Cuando llega el invierno, la verdadera prueba no es solo el confort, sino el costo de mantenerlo. Los radiadores eléctricos llenos de aceite son dispositivos robustos, pero calientan el aire, y el aire caliente tiende a escaparse. Por eso, el calefactor funciona más tiempo y la factura se incrementa.
Lo que importa, bajo el capó
Un calefactor eléctrico para chimenea basado en tecnología de infrarrojos ofrece calor de manera similar al sol: irradia calor directamente a personas y objetos, no al aire. En muchas unidades modernas, se utiliza un elemento de fibra de carbono o un tubo de cuarzo que produce calor infrarrojo dirigido, consumiendo alrededor de 1,200–1,500W en un circuito doméstico estándar de 120V. El resultado es confort direccional: se percibe el calor donde se necesita y cuando se necesita.
Por qué tiene sentido en la práctica
En comparación con un radiador eléctrico lleno de aceite, el infrarrojo alcanza una temperatura de “sensación térmica” confortable más rápido porque no espera a que se caliente el aire. En la práctica, esto significa menos horas de funcionamiento para alcanzar el mismo nivel de confort en una sala de estar, despacho o área exterior cubierta. Menos horas de funcionamiento implica menor consumo energético, lo que se refleja en la factura.

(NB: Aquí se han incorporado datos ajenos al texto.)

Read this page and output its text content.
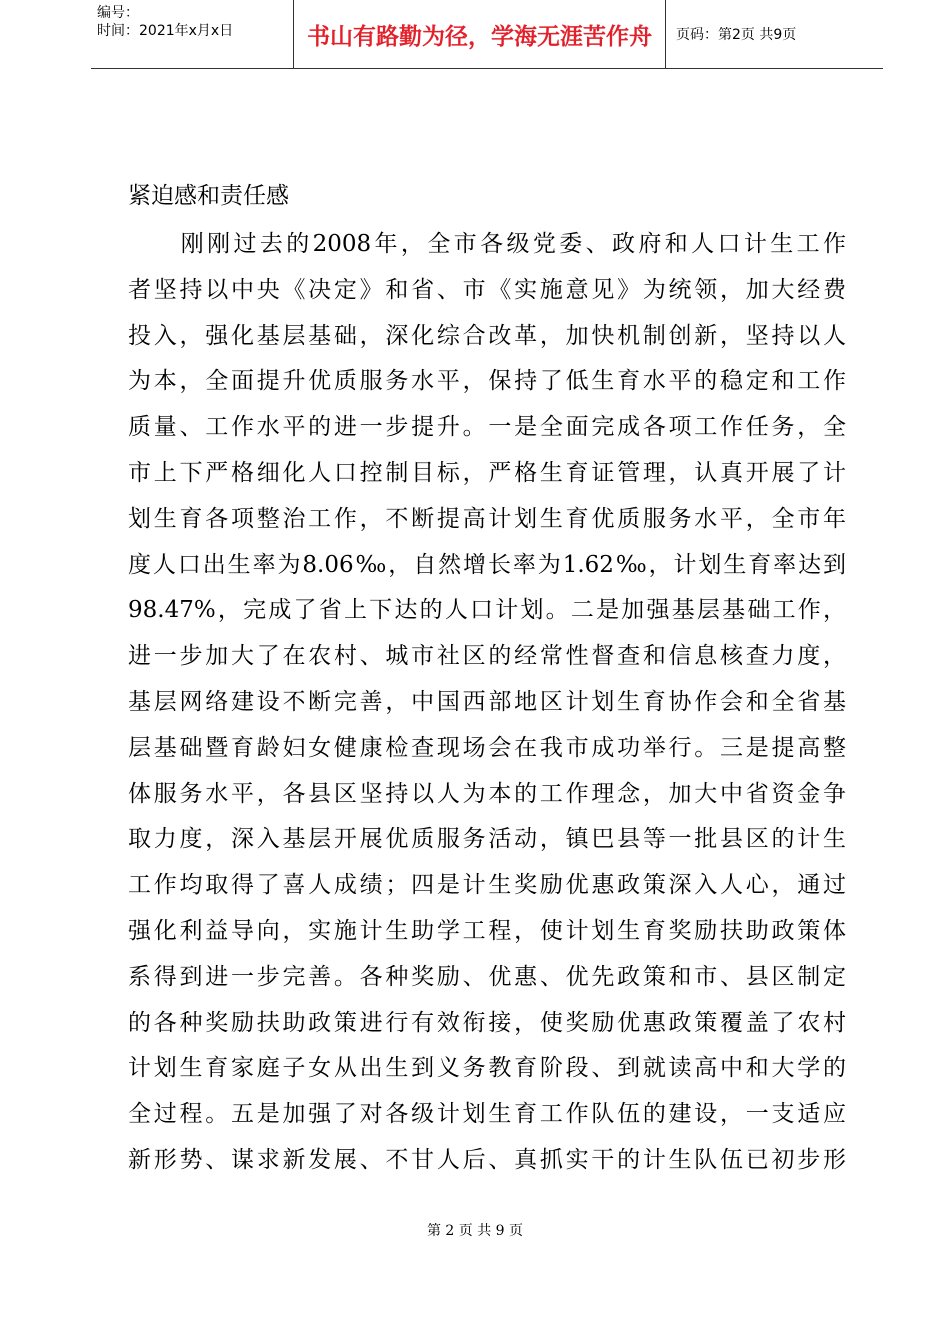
编号：
时间：2021年x月x日	书山有路勤为径，学海无涯苦作舟	页码：第2页 共9页
紧迫感和责任感
　　刚刚过去的2008年，全市各级党委、政府和人口计生工作
者坚持以中央《决定》和省、市《实施意见》为统领，加大经费
投入，强化基层基础，深化综合改革，加快机制创新，坚持以人
为本，全面提升优质服务水平，保持了低生育水平的稳定和工作
质量、工作水平的进一步提升。一是全面完成各项工作任务，全
市上下严格细化人口控制目标，严格生育证管理，认真开展了计
划生育各项整治工作，不断提高计划生育优质服务水平，全市年
度人口出生率为8.06‰，自然增长率为1.62‰，计划生育率达到
98.47%，完成了省上下达的人口计划。二是加强基层基础工作，
进一步加大了在农村、城市社区的经常性督查和信息核查力度，
基层网络建设不断完善，中国西部地区计划生育协作会和全省基
层基础暨育龄妇女健康检查现场会在我市成功举行。三是提高整
体服务水平，各县区坚持以人为本的工作理念，加大中省资金争
取力度，深入基层开展优质服务活动，镇巴县等一批县区的计生
工作均取得了喜人成绩；四是计生奖励优惠政策深入人心，通过
强化利益导向，实施计生助学工程，使计划生育奖励扶助政策体
系得到进一步完善。各种奖励、优惠、优先政策和市、县区制定
的各种奖励扶助政策进行有效衔接，使奖励优惠政策覆盖了农村
计划生育家庭子女从出生到义务教育阶段、到就读高中和大学的
全过程。五是加强了对各级计划生育工作队伍的建设，一支适应
新形势、谋求新发展、不甘人后、真抓实干的计生队伍已初步形
第 2 页 共 9 页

En muchas viviendas, los mayores ahorros se observan en lugares donde el aire caliente se pierde, como techos altos, corrientes de aire o ventanas grandes.
Lo que debe tener en cuenta
El calor infrarrojo es inmediato, pero funciona mejor cuando el calefactor tiene línea de vista directa con las personas en la estancia. Si se busca calefacción para toda la habitación, se recomienda combinar la unidad con una fuente de calor ambiental suave.
Dado que los calefactores infrarrojos se calientan en la parte frontal, es necesario elegir modelos con rejilla protectora, protección contra vuelcos y termostato para mantener el confort estable. La mayoría se conecta a un enchufe estándar, pero para instalaciones permanentes puede requerirse un circuito dedicado; revise la etiqueta y la instalación eléctrica de su casa antes de decidir la ubicación.